Le prochain examen est une occasion de procéder à deux changements importants : regrouper les rapports périodiques et procéder à un examen de mi-parcours de la mise en œuvre au niveau national.
Le prochain examen des organes de traités par l’Assemblée Générale est une occasion de procéder à deux changements importants dans les pratiques actuelles : regrouper les rapports périodiques, afin que la performance dans le cadre de tous les traités ratifiés soit examinée au sein de deux groupes consolidés, et procéder à un examen de mi-parcours de la mise en œuvre au niveau national.

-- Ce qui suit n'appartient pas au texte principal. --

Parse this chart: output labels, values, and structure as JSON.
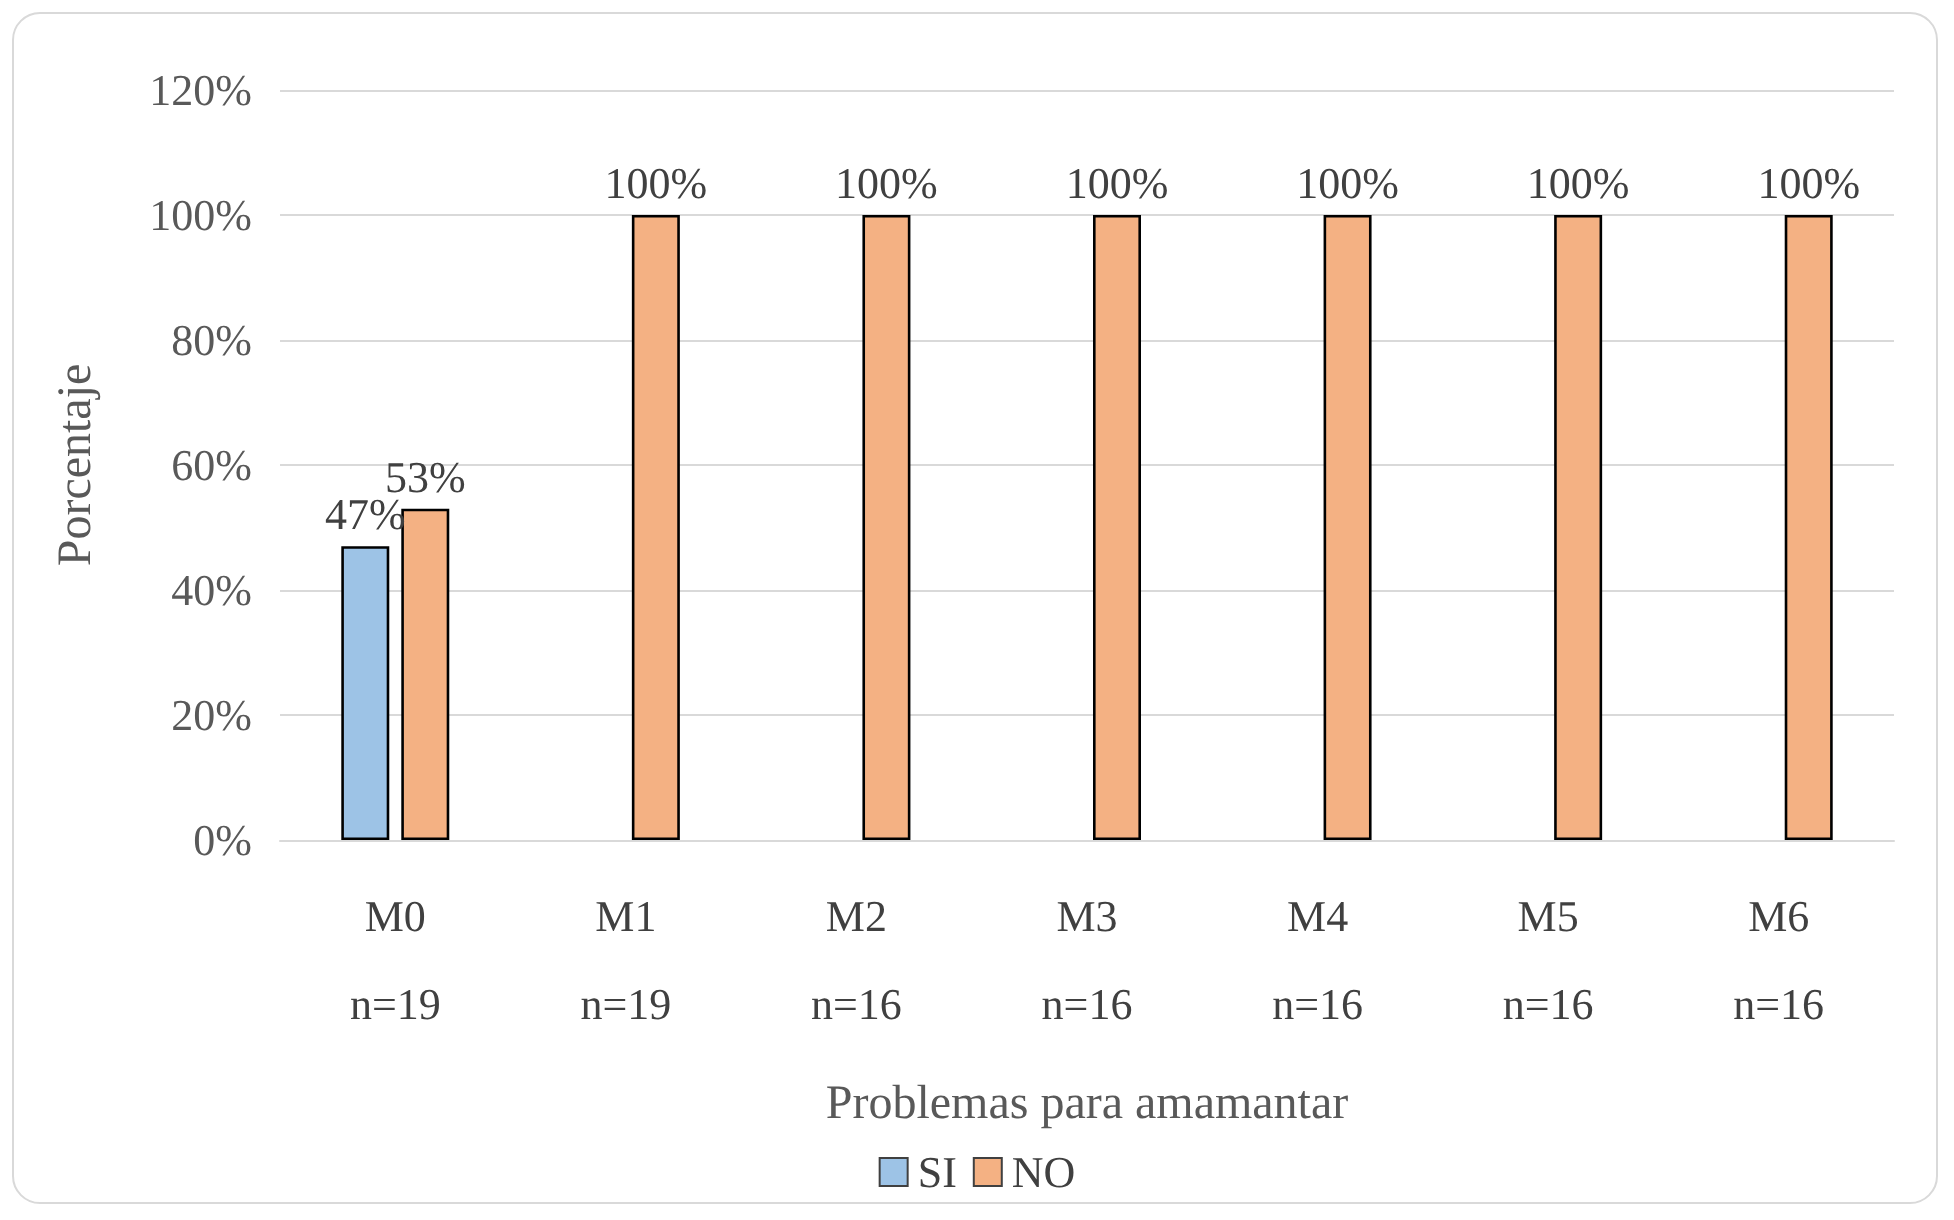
{
  "chart_data": {
    "type": "bar",
    "xlabel": "Problemas para amamantar",
    "ylabel": "Porcentaje",
    "categories": [
      "M0\nn=19",
      "M1\nn=19",
      "M2\nn=16",
      "M3\nn=16",
      "M4\nn=16",
      "M5\nn=16",
      "M6\nn=16"
    ],
    "series": [
      {
        "name": "SI",
        "color": "#9dc3e6",
        "values": [
          47,
          0,
          0,
          0,
          0,
          0,
          0
        ],
        "value_labels": [
          "47%",
          null,
          null,
          null,
          null,
          null,
          null
        ]
      },
      {
        "name": "NO",
        "color": "#f4b183",
        "values": [
          53,
          100,
          100,
          100,
          100,
          100,
          100
        ],
        "value_labels": [
          "53%",
          "100%",
          "100%",
          "100%",
          "100%",
          "100%",
          "100%"
        ]
      }
    ],
    "ylim": [
      0,
      120
    ],
    "yticks": [
      {
        "value": 0,
        "label": "0%"
      },
      {
        "value": 20,
        "label": "20%"
      },
      {
        "value": 40,
        "label": "40%"
      },
      {
        "value": 60,
        "label": "60%"
      },
      {
        "value": 80,
        "label": "80%"
      },
      {
        "value": 100,
        "label": "100%"
      },
      {
        "value": 120,
        "label": "120%"
      }
    ],
    "grid": "y",
    "legend": "bottom"
  }
}
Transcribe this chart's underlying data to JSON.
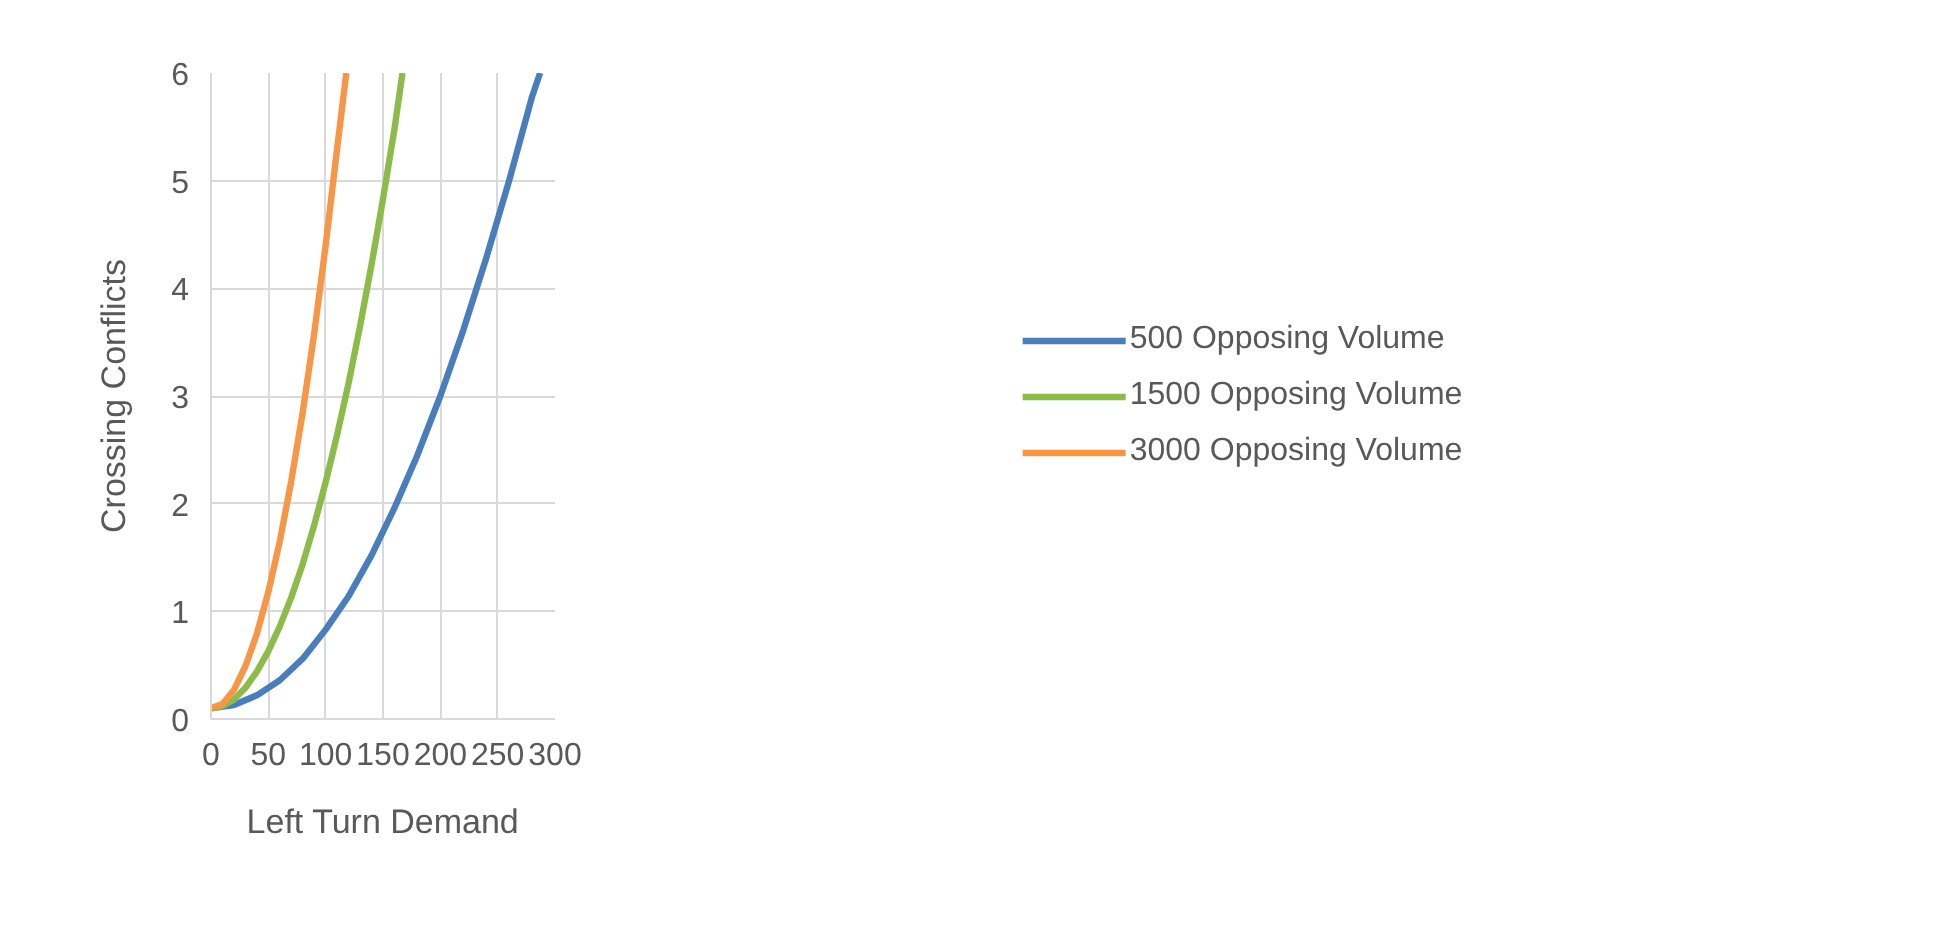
{
  "chart_data": {
    "type": "line",
    "xlabel": "Left Turn Demand",
    "ylabel": "Crossing Conflicts",
    "xlim": [
      0,
      300
    ],
    "xticks": [
      0,
      50,
      100,
      150,
      200,
      250,
      300
    ],
    "ylim": [
      0,
      6
    ],
    "yticks": [
      0,
      1,
      2,
      3,
      4,
      5,
      6
    ],
    "grid": true,
    "legend": "right",
    "marker": "none",
    "line_style": "solid",
    "series": [
      {
        "name": "500 Opposing Volume",
        "color": "#4a7ebb",
        "x": [
          0,
          20,
          40,
          60,
          80,
          100,
          120,
          140,
          160,
          180,
          200,
          220,
          240,
          260,
          280,
          287
        ],
        "values": [
          0.1,
          0.13,
          0.22,
          0.36,
          0.56,
          0.83,
          1.14,
          1.52,
          1.96,
          2.45,
          3.0,
          3.61,
          4.28,
          5.0,
          5.78,
          6.0
        ]
      },
      {
        "name": "1500 Opposing Volume",
        "color": "#8cbb4a",
        "x": [
          0,
          10,
          20,
          30,
          40,
          50,
          60,
          70,
          80,
          90,
          100,
          110,
          120,
          130,
          140,
          150,
          160,
          167
        ],
        "values": [
          0.1,
          0.12,
          0.18,
          0.29,
          0.44,
          0.63,
          0.86,
          1.13,
          1.44,
          1.8,
          2.2,
          2.64,
          3.12,
          3.65,
          4.22,
          4.83,
          5.48,
          6.0
        ]
      },
      {
        "name": "3000 Opposing Volume",
        "color": "#f79646",
        "x": [
          0,
          10,
          20,
          30,
          40,
          50,
          60,
          70,
          80,
          90,
          100,
          110,
          118
        ],
        "values": [
          0.1,
          0.14,
          0.27,
          0.49,
          0.79,
          1.18,
          1.65,
          2.21,
          2.85,
          3.58,
          4.4,
          5.3,
          6.0
        ]
      }
    ]
  }
}
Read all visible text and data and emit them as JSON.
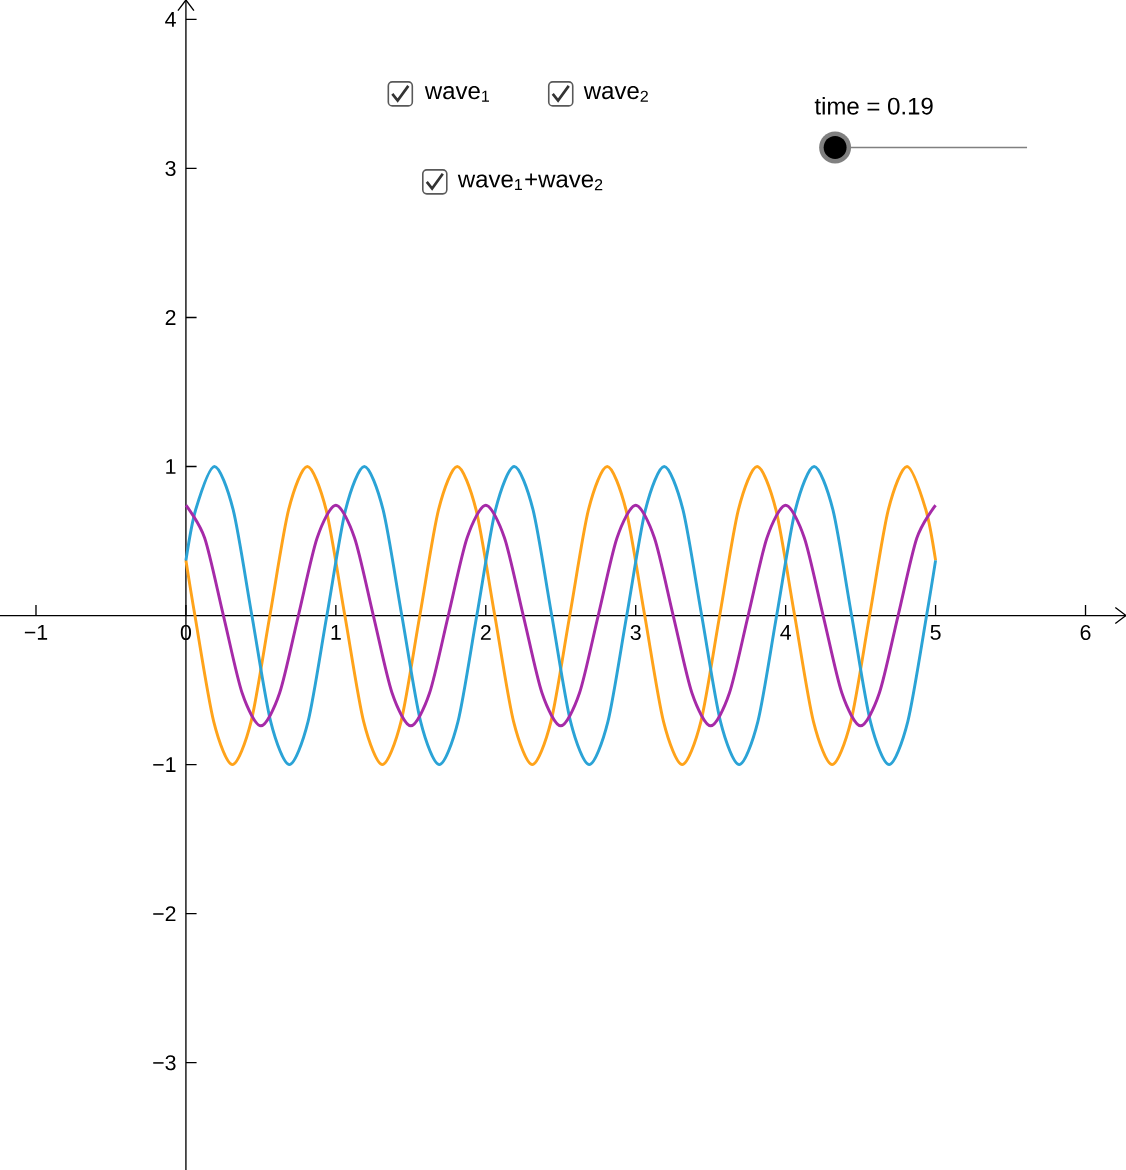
{
  "chart_data": {
    "type": "line",
    "xlim": [
      -1.24,
      6.27
    ],
    "ylim": [
      -3.72,
      4.13
    ],
    "xticks": [
      {
        "value": -1,
        "label": "−1"
      },
      0,
      1,
      2,
      3,
      4,
      5,
      6
    ],
    "yticks": [
      {
        "value": -3,
        "label": "−3"
      },
      {
        "value": -2,
        "label": "−2"
      },
      {
        "value": -1,
        "label": "−1"
      },
      1,
      2,
      3,
      4
    ],
    "marker": "none",
    "line_style": "solid",
    "series": [
      {
        "color": "#ffa31a",
        "x": [
          0,
          0.06,
          0.185,
          0.31,
          0.435,
          0.56,
          0.685,
          0.81,
          0.935,
          1.06,
          1.185,
          1.31,
          1.435,
          1.56,
          1.685,
          1.81,
          1.935,
          2.06,
          2.185,
          2.31,
          2.435,
          2.56,
          2.685,
          2.81,
          2.935,
          3.06,
          3.185,
          3.31,
          3.435,
          3.56,
          3.685,
          3.81,
          3.935,
          4.06,
          4.185,
          4.31,
          4.435,
          4.56,
          4.685,
          4.81,
          4.935,
          5
        ],
        "values": [
          0.37,
          0,
          -0.71,
          -1,
          -0.71,
          0,
          0.71,
          1,
          0.71,
          0,
          -0.71,
          -1,
          -0.71,
          0,
          0.71,
          1,
          0.71,
          0,
          -0.71,
          -1,
          -0.71,
          0,
          0.71,
          1,
          0.71,
          0,
          -0.71,
          -1,
          -0.71,
          0,
          0.71,
          1,
          0.71,
          0,
          -0.71,
          -1,
          -0.71,
          0,
          0.71,
          1,
          0.71,
          0.37
        ]
      },
      {
        "color": "#2ba3d6",
        "x": [
          0,
          0.065,
          0.19,
          0.315,
          0.44,
          0.565,
          0.69,
          0.815,
          0.94,
          1.065,
          1.19,
          1.315,
          1.44,
          1.565,
          1.69,
          1.815,
          1.94,
          2.065,
          2.19,
          2.315,
          2.44,
          2.565,
          2.69,
          2.815,
          2.94,
          3.065,
          3.19,
          3.315,
          3.44,
          3.565,
          3.69,
          3.815,
          3.94,
          4.065,
          4.19,
          4.315,
          4.44,
          4.565,
          4.69,
          4.815,
          4.94,
          5
        ],
        "values": [
          0.37,
          0.71,
          1,
          0.71,
          0,
          -0.71,
          -1,
          -0.71,
          0,
          0.71,
          1,
          0.71,
          0,
          -0.71,
          -1,
          -0.71,
          0,
          0.71,
          1,
          0.71,
          0,
          -0.71,
          -1,
          -0.71,
          0,
          0.71,
          1,
          0.71,
          0,
          -0.71,
          -1,
          -0.71,
          0,
          0.71,
          1,
          0.71,
          0,
          -0.71,
          -1,
          -0.71,
          0,
          0.37
        ]
      },
      {
        "color": "#a62aa8",
        "x": [
          0,
          0.125,
          0.25,
          0.375,
          0.5,
          0.625,
          0.75,
          0.875,
          1,
          1.125,
          1.25,
          1.375,
          1.5,
          1.625,
          1.75,
          1.875,
          2,
          2.125,
          2.25,
          2.375,
          2.5,
          2.625,
          2.75,
          2.875,
          3,
          3.125,
          3.25,
          3.375,
          3.5,
          3.625,
          3.75,
          3.875,
          4,
          4.125,
          4.25,
          4.375,
          4.5,
          4.625,
          4.75,
          4.875,
          5
        ],
        "values": [
          0.74,
          0.52,
          0,
          -0.52,
          -0.74,
          -0.52,
          0,
          0.52,
          0.74,
          0.52,
          0,
          -0.52,
          -0.74,
          -0.52,
          0,
          0.52,
          0.74,
          0.52,
          0,
          -0.52,
          -0.74,
          -0.52,
          0,
          0.52,
          0.74,
          0.52,
          0,
          -0.52,
          -0.74,
          -0.52,
          0,
          0.52,
          0.74,
          0.52,
          0,
          -0.52,
          -0.74,
          -0.52,
          0,
          0.52,
          0.74
        ]
      }
    ],
    "annotations": [
      "wave$_{1}$",
      "wave$_{2}$",
      "wave$_{1}$+wave$_{2}$",
      "time = 0.19"
    ]
  }
}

Fusionner les rapports sur la mise en œuvre de plusieurs traités et regrouper les discussions avec les organes de traités permettrait d’optimiser l’interaction des États avec les organes de traités. L’État et les autres parties prenantes nationales pourraient réduire les dépenses liées aux multiples rapports et voyages à Genève. Mais surtout, l’examen dans le cadre d’un certain nombre de traités serait coordonné, renforçant les synergies et évitant les doublons inutiles en matière de rapports et de recommandations. Le regroupement améliorerait également la visibilité des recommandations qui seraient ainsi émises simultanément, produisant un résultat cohérent au lieu de procéder de manière aléatoire et dispersée comme c’est le cas aujourd’hui.
Le second changement concerne les échanges entre les organes de traités et les pays, en accord avec ce qui est souhaité par un grand nombre d’acteurs/rices au niveau national. A mi-parcours du cycle de présentation des rapports, une délégation de membres de différents organes de traités rendrait visite au pays pour discuter de la mise en œuvre et des recommandations avec les pouvoirs publics, notamment tous les ministères concernés, le parlement, les institutions nationales des droits humains et les mécanismes nationaux de mise en œuvre et de suivi des droits humains, la société civile et les équipes de pays de l’ONU.
Cet examen technique des progrès dans la mise en œuvre (Technical Review of Implementation Progress ou TRIP) permettrait d’accomplir plusieurs choses : évaluer les mesures prises, améliorer la connaissance des organes de traités, aider à traduire les recommandations en réalités concrètes dans le pays concerné, et s’assurer que les gouvernements aient à rendre des comptes. Les résultats de cet examen technique (TRIP) seraient communiqués aux organes de traités et les problématiques soulevées seraient intégrées au prochain cycle de présentation des rapports. Le mécanisme TRIP contribuerait également à une approche globale des avancées en matière de droits humains, en faisant le lien avec les recommandations émanant d’autres mécanismes des droits humains (comme l’examen périodique universel ou les procédures spéciales) ainsi qu’avec les ODD concernés par la mise en œuvre.
L’examen des organes de traités en 2020 est une véritable occasion de renforcer le lien entre les organes de traités et les parties concernées au sein des pays. Pour les petits Etats, en particulier, la proposition visant à regrouper les examens et le mécanisme TRIP pourraient répondre aux contraintes de capacité en rationalisant les rapports des États et en renforçant les capacités au niveau national. Les visites de pays dans le cadre du mécanisme TRIP pourraient également séduire les parties prenantes nationales qui ont été rebutées par le système des organes conventionnels. Ainsi, TRIP pourrait ouvrir la voie à un discours et une action plus inclusifs sur les droits humains au niveau national et international.
Les opinions exprimées dans cet éditorial ne reflètent pas nécessairement celles de ISHR.